Day 6: Pushing peaks
Forgetting that we had crossed another time zone, our 8am alarm went off two hours too late. As a result, we were ditched by team OMJ and The Baked Potatoes who had left for the mountain pass with the intention of us catching them up. Due to our speed we didn’t foresee that happening anytime soon.
Boarding the lawnmower express, we set off to find the start of the DN67C across mainly empty motorways and flat tarmac. These were a breeze for the urban warrior but this was soon to change quite rapidly. As we approached one of the highest roads in the Carpathian Mountains, the incline slowly increased and views began getting better and better.
On the way we stopped off at Oasa Dam on the Sebes River to take some scenic photos, to ring our t-shirts out and to allow the car to cool down. On re-entering the wonder wagon we had our first major problem: flicking the ignition switch on and hitting the “unleash the beast” starter button, the 505cc animal decided it didn’t feel like roaring into life. We began to panic a little because bump starting the engine is not possible on belt driven continuously variable transmissions compared to normal cars.
With a knackered starter motor, the only way we could start the Ligier would be to make up a starting handle or cut a seat belt out to make up a pull cord that we could wrap around the crank pulley; similar to how you would start a chainsaw or lawnmower. We didn’t fancy those options, so began to troubleshoot the faulty starter motor instead. We tested the solenoid by checking for an earthing wiring fault and by listening out for a the telltale clunking sound when 12 volts were supplied. We heard the sound, but the pinion was locked up. After hitting it with a hammer, it began to engage freely and the beast fired up on all 2 of its cylinders. Panic over! For the time being at least.
We continued our climb up Romania’s Southern Carpathians mountains on the Transalpina pass which had now turned into a 10% incline. Crawling at 11mph, our clown cart was put under a huge amount of strain in trying to tackle the slope which is when Aaron came up with his genius plan. To give the Ligier the extra helping hand it needed, he decided to jump out to ditch weight to help push it up the hill. Microseconds after leaving the cabin he was on his arse using his head and elbow as a brake to stop him rolling down the hill and shouting out “don’t stop; we’ll lose momentum”. It turns out you can’t casually step out of a moving car and still expect to be standing afterwards. He was confused because it works in cartoons and how he imagined in his head. Luckily he escaped with only grazes and bruises.
Traveling at such a slow speed can be boring at times which is one of the reasons we fitted the dixie horns back in the UK. There are probably many more reasons, but we can’t remember what they are right now. Anyway, we decided to give them a proper exercise which the locals seemed to love as they cheered and waved at us while our rocket slug crawled past.

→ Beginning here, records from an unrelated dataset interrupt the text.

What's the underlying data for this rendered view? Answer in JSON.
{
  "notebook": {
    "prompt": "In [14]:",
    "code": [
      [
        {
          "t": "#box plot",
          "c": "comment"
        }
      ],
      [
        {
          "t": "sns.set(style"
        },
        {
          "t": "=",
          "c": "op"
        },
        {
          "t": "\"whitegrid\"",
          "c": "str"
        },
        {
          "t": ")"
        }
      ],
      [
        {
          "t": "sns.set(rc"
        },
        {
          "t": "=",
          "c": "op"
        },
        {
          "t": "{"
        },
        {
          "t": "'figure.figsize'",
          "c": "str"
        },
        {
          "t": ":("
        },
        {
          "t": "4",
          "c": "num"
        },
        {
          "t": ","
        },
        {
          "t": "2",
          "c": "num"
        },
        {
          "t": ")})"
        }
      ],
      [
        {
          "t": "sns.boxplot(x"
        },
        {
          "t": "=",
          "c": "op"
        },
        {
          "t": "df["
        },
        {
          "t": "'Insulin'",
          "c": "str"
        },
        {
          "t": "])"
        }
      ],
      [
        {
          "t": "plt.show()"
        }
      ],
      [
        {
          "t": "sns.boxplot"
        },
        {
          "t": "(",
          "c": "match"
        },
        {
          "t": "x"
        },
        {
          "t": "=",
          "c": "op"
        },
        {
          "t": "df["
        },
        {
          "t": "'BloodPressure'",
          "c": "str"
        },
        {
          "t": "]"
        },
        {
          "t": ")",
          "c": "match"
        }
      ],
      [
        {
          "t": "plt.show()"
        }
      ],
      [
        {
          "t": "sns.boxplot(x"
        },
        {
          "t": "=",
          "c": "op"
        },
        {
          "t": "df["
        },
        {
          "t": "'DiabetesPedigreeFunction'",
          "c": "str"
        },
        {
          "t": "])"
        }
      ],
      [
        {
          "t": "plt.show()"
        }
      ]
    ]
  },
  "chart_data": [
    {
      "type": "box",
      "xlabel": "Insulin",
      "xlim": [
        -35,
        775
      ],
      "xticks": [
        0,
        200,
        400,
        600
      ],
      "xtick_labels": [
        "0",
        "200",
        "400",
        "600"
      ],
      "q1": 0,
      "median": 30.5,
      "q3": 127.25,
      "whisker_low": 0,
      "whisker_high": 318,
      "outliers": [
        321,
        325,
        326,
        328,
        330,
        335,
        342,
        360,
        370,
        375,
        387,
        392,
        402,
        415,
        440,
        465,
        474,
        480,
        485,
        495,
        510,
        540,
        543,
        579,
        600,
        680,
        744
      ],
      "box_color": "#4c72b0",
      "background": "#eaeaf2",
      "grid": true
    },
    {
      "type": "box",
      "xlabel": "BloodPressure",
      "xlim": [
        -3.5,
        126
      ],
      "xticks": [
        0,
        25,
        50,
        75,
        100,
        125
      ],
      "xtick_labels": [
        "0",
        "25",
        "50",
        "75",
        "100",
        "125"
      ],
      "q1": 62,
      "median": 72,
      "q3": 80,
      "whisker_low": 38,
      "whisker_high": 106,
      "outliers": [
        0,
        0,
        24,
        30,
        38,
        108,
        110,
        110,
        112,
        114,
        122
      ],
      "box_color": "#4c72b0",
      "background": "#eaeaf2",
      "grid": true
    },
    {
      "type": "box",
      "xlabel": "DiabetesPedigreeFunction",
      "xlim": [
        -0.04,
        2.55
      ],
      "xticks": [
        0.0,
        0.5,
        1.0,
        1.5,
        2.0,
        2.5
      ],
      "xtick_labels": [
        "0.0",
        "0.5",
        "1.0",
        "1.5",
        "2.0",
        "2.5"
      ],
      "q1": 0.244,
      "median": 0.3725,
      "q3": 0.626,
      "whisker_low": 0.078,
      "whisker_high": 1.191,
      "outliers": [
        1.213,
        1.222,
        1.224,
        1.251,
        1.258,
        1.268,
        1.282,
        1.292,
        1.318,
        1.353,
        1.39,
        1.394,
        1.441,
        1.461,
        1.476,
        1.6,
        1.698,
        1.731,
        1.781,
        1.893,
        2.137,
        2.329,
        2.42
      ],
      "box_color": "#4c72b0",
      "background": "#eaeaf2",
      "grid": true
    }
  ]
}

Just as the incline of the range started to further increase we were reunited with the sight of Team OMJ as we came around a sharp bend. They had overheated. Again. We stopped to catch up and lend a hand. This was lucky for us because as soon we got out of our wagon we suddenly realised that we had a gaping hole in the radiator with coolant leaking out on the road. We then carried out more inspections and found huge chunks missing out of the rear tyres where they had been rubbing on the rear axle frame.
In the blistering sun, we were considering putting the tents up to shield us from the heat and to carry out the repairs when it got a bit cooler, however we were advised by a local that this was not a good idea because brown bears would frequently stroll down from the mountain to see what they could scavenge. A quick roadside repair it was then! We hastily emptied the boot, got out the hacksaw, chopped the corners off the frame to create more clearance with the rubber tyre and epoxy puttied up the radiator.
Team OMJ had finished their repairs and we all cracked back on with the task ahead. All of 3 minutes later, Aaron was outside pushing as our blunder bus ground to a halt on the steep mountain side. Exhaustedly pushing what must have been 4km up a 10% incline with the help of Mikey from Team OMJ, we thought we were over the worst of it. Little did we know this was set to be just the warm up.
A passing motorist who was pissing himself laughing said that it was another 15km to the peak and it gets a whole load steeper. At this point we contemplated turning back around and handing over victory to the Transalpina. We were not ones to be defeated though. We loosened off the throttle restrictor and put the peddle to the plastic to gain as much momentum as possible, but the local man was correct; the further we got the more we struggled.
Aaron found himself pushing on and off again for another 6km. Feeling knackered and with a heavy hailstorms on the horizon a kind local in BMW stopped to ask Aaron if he needed a lift. Moving his child onto his lap whilst driving, he told Aaron to get into the passenger seat and dropped him at the top where James was waiting.
At 2,145m above sea level and hours of torturous crawling we had finally reached the peak. It was all downhill from here. We were told to get to the bottom of the mountain fast as a huge hail storm was about to open its doors, which, seconds later it did. Rolling down the mountain with wet and warn breaks we found a dodgy looking restaurant to take cover from the downpour with Team OMJ. Whilst sitting down waiting for some local food, we self-evaluated our day and realised that we’d taken all day to complete a journey that would’ve taken a normal car an hour.